Sen. Mitch McConnell

He said he is "not sanguine" about the prospects for engagement with the Burmese regime, because the military junta has not shown any ability to compromise on any issues that might jeopardize its hold on power.

"According to news reports, in July of this year, just weeks before the unveiling of the new Burma policy, the state department at the highest levels offered to drop the US investment ban against Burma if the regime released Aung San Suu Kyi," he said.

"This was a major test of how the regime would respond to diplomatic engagement, providing a golden opportunity for the SPDC to demonstrate that it had indeed changed its spots. Instead of accepting this offer and freeing Suu Kyi, the regime promptly sentenced her to an additional 18 months of imprisonment. That does not augur well for diplomatic engagement," he said.

He said there are three significant tests of whether or not the junta's relationship with the US has improved to the degree that it should consider moving away from a sanction policy: first, the release of all political prisoners, including Suu Kyi; second, a free and fair 2010 elections; and third, Burma's compliance with its international obligations to end any prohibited relationships with North Korea.

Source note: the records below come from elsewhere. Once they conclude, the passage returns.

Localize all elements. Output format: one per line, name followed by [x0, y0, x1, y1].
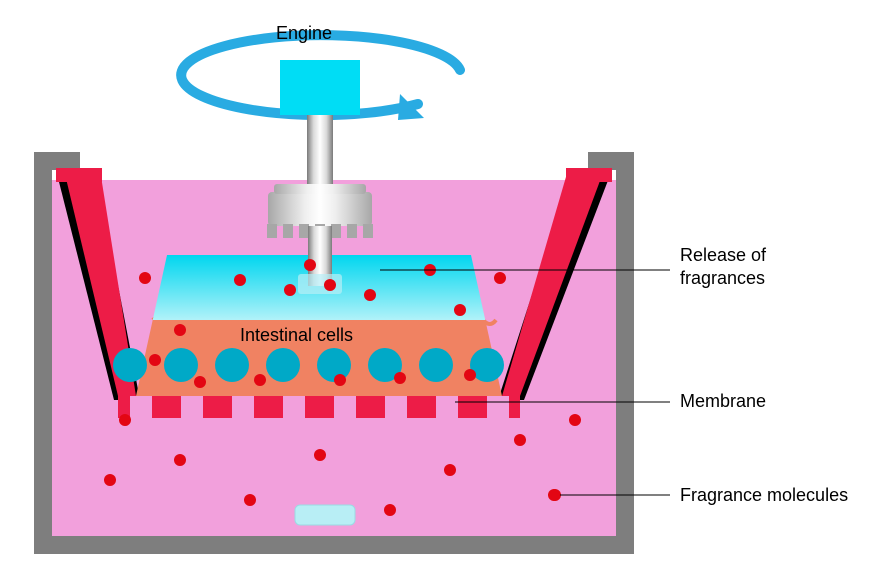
fragrance-dot [454, 304, 466, 316]
fragrance-dot [139, 272, 151, 284]
cell-circle [266, 348, 300, 382]
fragrance-dot [284, 284, 296, 296]
cell-circle [317, 348, 351, 382]
fragrance-dot [444, 464, 456, 476]
fragrance-dot [119, 414, 131, 426]
cell-circle [164, 348, 198, 382]
fragrance-dot [254, 374, 266, 386]
fragrance-dot [149, 354, 161, 366]
fragrance-dot [304, 259, 316, 271]
fragrance-dot [174, 454, 186, 466]
cell-circle [419, 348, 453, 382]
fragrance-dot [394, 372, 406, 384]
fragrance-dot [314, 449, 326, 461]
cell-circle [113, 348, 147, 382]
fragrance-dot [324, 279, 336, 291]
cell-circle [215, 348, 249, 382]
release-label: Release of fragrances [680, 244, 766, 291]
fragrance-dot [174, 324, 186, 336]
fragrance-dot [234, 274, 246, 286]
fragrance-dot [244, 494, 256, 506]
fragrance-molecules-label: Fragrance molecules [680, 484, 848, 507]
fragrance-dot [464, 369, 476, 381]
impeller [268, 192, 372, 226]
fragrance-dot [334, 374, 346, 386]
fragrance-dot [569, 414, 581, 426]
membrane [118, 396, 520, 418]
membrane-label: Membrane [680, 390, 766, 413]
fragrance-dot [384, 504, 396, 516]
engine-block [280, 60, 360, 115]
fragrance-dot [104, 474, 116, 486]
fragrance-dot [364, 289, 376, 301]
engine-label: Engine [276, 22, 332, 45]
intestinal-cells-label: Intestinal cells [240, 324, 353, 347]
fragrance-dot [514, 434, 526, 446]
fragrance-dot [494, 272, 506, 284]
fragrance-dot [194, 376, 206, 388]
shaft [307, 115, 333, 185]
stir-bar [295, 505, 355, 525]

"Short of tangible and concrete progress in these areas, the removal of sanctions seems to make little sense,” said Sen. McConnell. “It is after all the most significant leverage our government has over the SPDC. Sanctions make clear that the military junta has not achieved legitimacy in the eyes of the West."

He said the 2010 Burmese elections are fraught with problems. As a preliminary matter, for the elections to be meaningful, the new Constitution should be amended to provide for a truly open electoral competition and democratic governance, he said.

"As it stands now under the junta's charter, if Suu Kyi's party, the NLD, won 100 percent of the contestable parliamentary seats in next year's election, it would still not control the key government ministries: defense and home affairs. No matter what, they will remain firmly under military control. Moreover, the NLD cannot amend the Constitution to improve the charter because the military is guaranteed a quarter of the parliament's seats," he said.




"That means the junta can block any Constitutional change. Finally, Suu Kyi may not even hold a position in the government. She is excluded from office by the charter. I would say to my Senate colleagues, this is hardly a prescription for democratic governance," McConnell said.

He said there would need to be a profound change in the political environment in Burma for the 2010 election to be meaningful.

"With respect to next year's balloting, the NLD, the clear winner of the 1990 elections which the regime abrogated, faces a Hobson's choice,” he said. “It can either participate in the elections which are almost certain to be unfair and thereby legitimize the flawed Constitution or boycott the elections and be treated as a member of an unlawful organization," he said.

"Participation means casting aside its 1990 victory. Nonparticipation means becoming outlaws. I am likely to support the NLD in whatever decision the party makes in this regard though I am not blind to the profound dilemma it faces," McConnell said.